Шестого сентября родные и друзья собрались на день рождения четверокурсника юридического факультета Киевского государственного университета Сережи Романенко. У каждого в руках были цветы. Было пасмурно, но еще довольно тепло. Гости уже привыкли, что Сережино рождение давно отмечают не дома, а под открытым небом, невзирая на то, будет ли это небо ясным, дождливым, ветреным или снежным, Правда, Ольга Антоновна, Сережи на мама была уверена, что какая бы ни была погода на всех остальных улицах Киева, тут, на Левобережье, где ее сын встретит гостей, в небе обязательно покажется солнце. Так оно, кстати, и было. Ехали в автобусе - дождило. А как только окружили улыбающегося именинника - и правда, как по заказу, над головами собравшихся, клубясь, разлетелись облака и выглянуло солнышко, может быть в ответ на Сережи ну солнечную улыбку.


Все, в общем-то, было почти так, как принято в день рождения - гости, цветы, душевные речи, накрываемые неподалеку столы. Одно только со стороны могло показаться странным: почему изо всех собравшихся улыбается только виновник торжества? Остальные, преподнося ему цветы, горько вздыхают, а многие откровенно плачут вместе с Сережиными родителями -Ольгой Антоновной и Алексеем Ивановичем, сестрой Наташей, бабушкой, учительницей, ближайшими друзьями и однокурсниками.

 

Был еще один парадокс на этом дне рождения: друзьям и однокурсникам именинника было уже за тридцать, а к его возрасту не прибавилось и дня. Сестра Наташа, которой все детство внушали, что Сережа - старший и его надо слушаться, тоже оказалась уже старше его, все такого же двадцатилетнего. Ему оставалось лишь удивляться - только что, кажется, была совсем ребенком, а сегодня уже закончила сразу два ВУЗа - его любимый юрфак и одновременно Национальный университет культуры, став теперь его аспиранткой. Вот какая упорная и способная (вся в него!) оказалась эта девчонка Наташка, вчерашняя первоклашка! Пришла и любимая девушка. Она и сегодня принесла ему, как приносила все последние десять лет, замечательные цветы. Только, когда она их ему протянула, на пальце сверкнуло обручальное кольцо, чему уже никто не удивлялся, все давно знали, что дома (жизнь есть жизнь!) ее ждет муж, которого зовут совсем не Сережей и двое собственных малышей.

И она и все остальные гости вытирали слезы, а он улыбался - стройный, высокий, в белой рубашке, с белой книгой в руке. Такой молодой, такой красивый, такой доверчиво открытый миру, будто не знающий, что в этом мире, кроме добра есть зло и рядом с хорошими людьми живут и очень плохие.

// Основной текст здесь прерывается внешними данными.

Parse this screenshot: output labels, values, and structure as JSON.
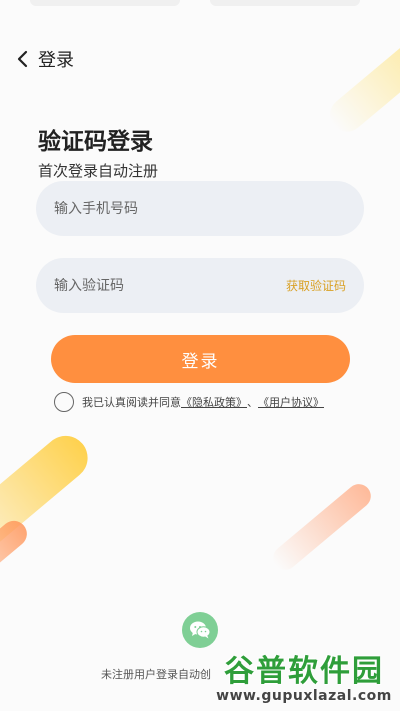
{
  "header": {
    "title": "登录"
  },
  "main": {
    "title": "验证码登录",
    "subtitle": "首次登录自动注册",
    "phone_placeholder": "输入手机号码",
    "code_placeholder": "输入验证码",
    "get_code_label": "获取验证码",
    "login_button": "登录"
  },
  "agreement": {
    "prefix": "我已认真阅读并同意",
    "privacy_link": "《隐私政策》",
    "separator": "、",
    "user_link": "《用户协议》"
  },
  "footer": {
    "note": "未注册用户登录自动创",
    "wechat_icon": "wechat-icon"
  },
  "watermark": {
    "name": "谷普软件园",
    "url": "www.gupuxlazal.com"
  },
  "colors": {
    "primary": "#ff8f3f",
    "accent_text": "#d9a125",
    "field_bg": "#eceff4",
    "wechat": "#7fcf95"
  }
}
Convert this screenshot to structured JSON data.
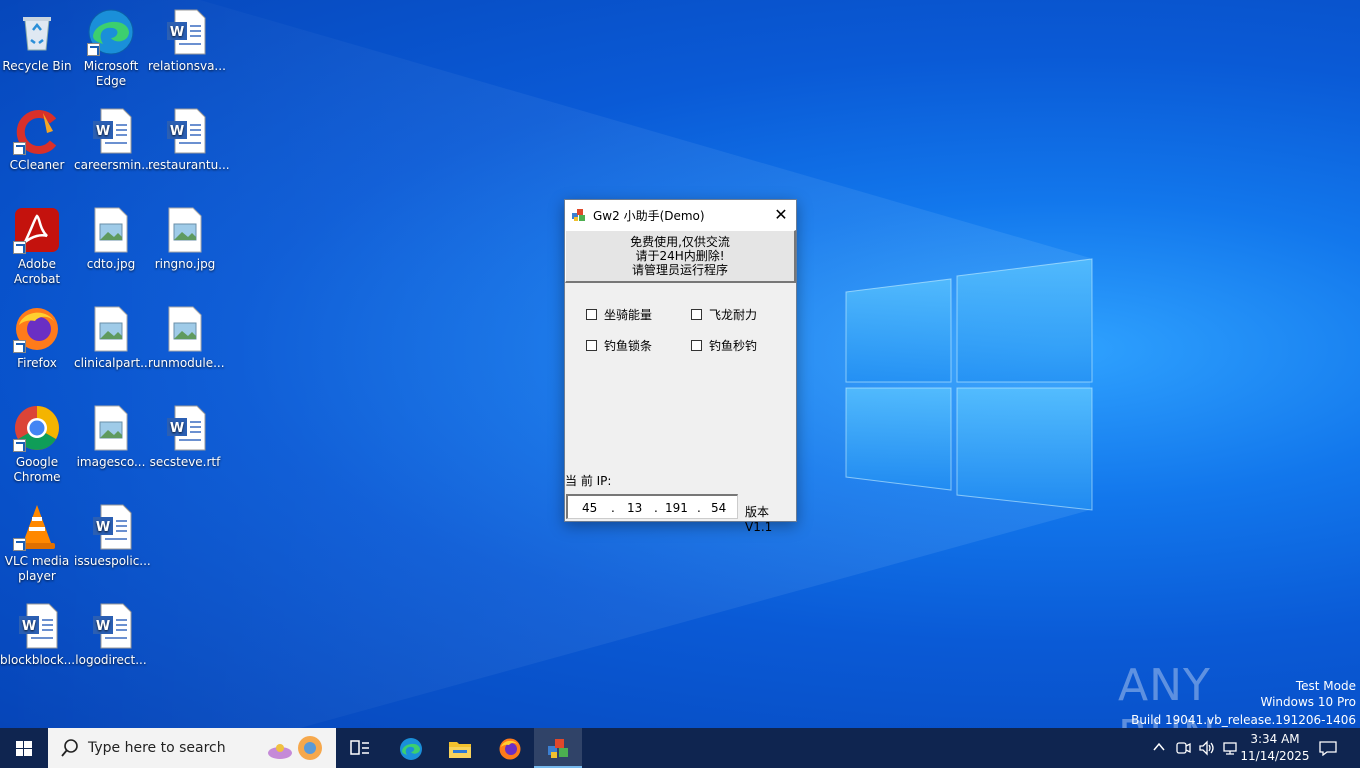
{
  "desktop": {
    "icons": [
      {
        "label": "Recycle Bin",
        "icon": "recycle-bin-icon"
      },
      {
        "label": "Microsoft Edge",
        "icon": "edge-icon"
      },
      {
        "label": "relationsva...",
        "icon": "word-doc-icon"
      },
      {
        "label": "CCleaner",
        "icon": "ccleaner-icon"
      },
      {
        "label": "careersmin...",
        "icon": "word-doc-icon"
      },
      {
        "label": "restaurantu...",
        "icon": "word-doc-icon"
      },
      {
        "label": "Adobe Acrobat",
        "icon": "acrobat-icon"
      },
      {
        "label": "cdto.jpg",
        "icon": "image-file-icon"
      },
      {
        "label": "ringno.jpg",
        "icon": "image-file-icon"
      },
      {
        "label": "Firefox",
        "icon": "firefox-icon"
      },
      {
        "label": "clinicalpart...",
        "icon": "image-file-icon"
      },
      {
        "label": "runmodule...",
        "icon": "image-file-icon"
      },
      {
        "label": "Google Chrome",
        "icon": "chrome-icon"
      },
      {
        "label": "imagesco...",
        "icon": "image-file-icon"
      },
      {
        "label": "secsteve.rtf",
        "icon": "word-doc-icon"
      },
      {
        "label": "VLC media player",
        "icon": "vlc-icon"
      },
      {
        "label": "issuespolic...",
        "icon": "word-doc-icon"
      },
      {
        "label": "blockblock...",
        "icon": "word-doc-icon"
      },
      {
        "label": "logodirect...",
        "icon": "word-doc-icon"
      }
    ]
  },
  "window": {
    "title": "Gw2 小助手(Demo)",
    "close_glyph": "✕",
    "notice_lines": [
      "免费使用,仅供交流",
      "请于24H内删除!",
      "请管理员运行程序"
    ],
    "checkboxes": [
      {
        "label": "坐骑能量",
        "checked": false
      },
      {
        "label": "飞龙耐力",
        "checked": false
      },
      {
        "label": "钓鱼锁条",
        "checked": false
      },
      {
        "label": "钓鱼秒钓",
        "checked": false
      }
    ],
    "ip_label": "当 前 IP:",
    "ip_octets": [
      "45",
      "13",
      "191",
      "54"
    ],
    "ip_separator": ".",
    "version": "版本V1.1"
  },
  "taskbar": {
    "search_placeholder": "Type here to search",
    "time": "3:34 AM",
    "date": "11/14/2025",
    "pinned": [
      "task-view-icon",
      "edge-icon",
      "file-explorer-icon",
      "firefox-icon",
      "app-icon"
    ]
  },
  "watermark": {
    "brand": "ANY RUN",
    "mode": "Test Mode",
    "os": "Windows 10 Pro",
    "build": "Build 19041.vb_release.191206-1406"
  },
  "colors": {
    "taskbar": "#0f2550",
    "accent": "#76b9ed",
    "wallpaper": "#0a5ad6"
  }
}
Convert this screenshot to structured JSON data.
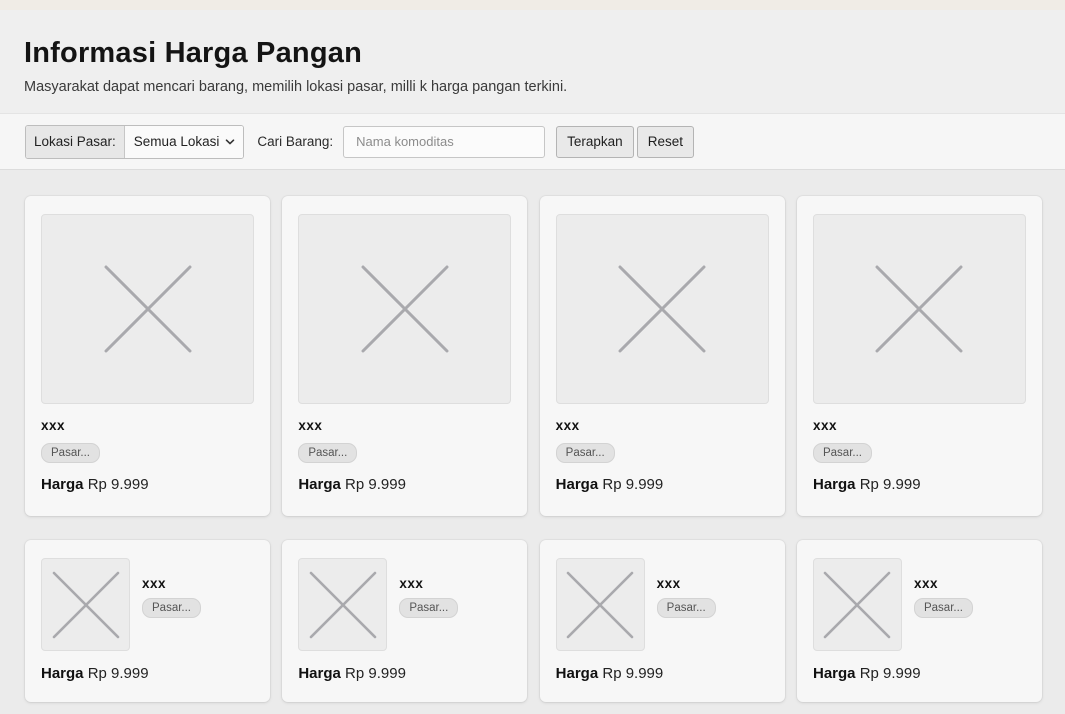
{
  "header": {
    "title": "Informasi Harga Pangan",
    "subtitle": "Masyarakat dapat mencari barang, memilih lokasi pasar, milli k harga pangan terkini."
  },
  "toolbar": {
    "location_label": "Lokasi Pasar:",
    "location_value": "Semua Lokasi",
    "search_label": "Cari Barang:",
    "search_placeholder": "Nama komoditas",
    "search_value": "",
    "apply_label": "Terapkan",
    "reset_label": "Reset"
  },
  "price_prefix": "Harga",
  "cards_large": [
    {
      "name": "xxx",
      "market": "Pasar...",
      "price": "Rp 9.999"
    },
    {
      "name": "xxx",
      "market": "Pasar...",
      "price": "Rp 9.999"
    },
    {
      "name": "xxx",
      "market": "Pasar...",
      "price": "Rp 9.999"
    },
    {
      "name": "xxx",
      "market": "Pasar...",
      "price": "Rp 9.999"
    }
  ],
  "cards_small": [
    {
      "name": "xxx",
      "market": "Pasar...",
      "price": "Rp 9.999"
    },
    {
      "name": "xxx",
      "market": "Pasar...",
      "price": "Rp 9.999"
    },
    {
      "name": "xxx",
      "market": "Pasar...",
      "price": "Rp 9.999"
    },
    {
      "name": "xxx",
      "market": "Pasar...",
      "price": "Rp 9.999"
    }
  ],
  "colors": {
    "placeholder_cross": "#a9a9ad",
    "card_bg": "#f7f7f7",
    "page_bg": "#ebebeb"
  },
  "icons": {
    "image_placeholder": "image-placeholder-icon",
    "dropdown": "chevron-down-icon"
  }
}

Одежда его была из мрамора, книга тоже: как и сам он, высящийся в полный рост на собственной могиле, на Лесном кладбище...

Надо заметить, что этот мрамор и эта богато убранная живыми цветами могила далеко не у всех посетителей кладбища вызывают слезы. Находятся время от времени проходящие мимо граждане, которые громко, не стесняясь склонившейся над могилой матери, обсуждают, сколько денег все это стоило. И в тот день какие-то подвыпившие представители «среднего класса» тоже не удержались от оскорбительных замечаний по поводу богатого захоронения. Мы, пришедшие на Лесное разделить с родителями их горький праздник, пытались их урезонить. Среди нас были разные по достатку люди. Была я, шестисотгривневая советская пенсионерка, был Сережин крестный, бывший строитель, а теперь инвалид на костылях, с не менее мизерной инвалидской пенсией. Но были и коллеги Сережиного отца, успешные представители деловой украинской элиты, были Сережины однокурсники, которые уже давно стали людьми вполне обеспеченными, ибо их знания и работа нужны многим и хорошо оплачиваются. В грустный день Сережиного рождения всех тут объединяло одно общее убеждение - какие бы различия и разногласия ни возникали между человеческими особями даже самых разных «сортов», «окрасок» и «оперений», они не должны убивать друг друга. Въевшаяся в сознание бывших советских людей убогая формула, что «стыдно быть богатым» и не менее твердое убеждение молодых хозяев жизни, что «стыдно быть бедным» не мешало нам всем объединиться вокруг общего недоуменного вопроса - зачем и по какому праву убили Сережу Романенко, одного из достойнейших и многообещающих граждан молодого, независимого европейского государства?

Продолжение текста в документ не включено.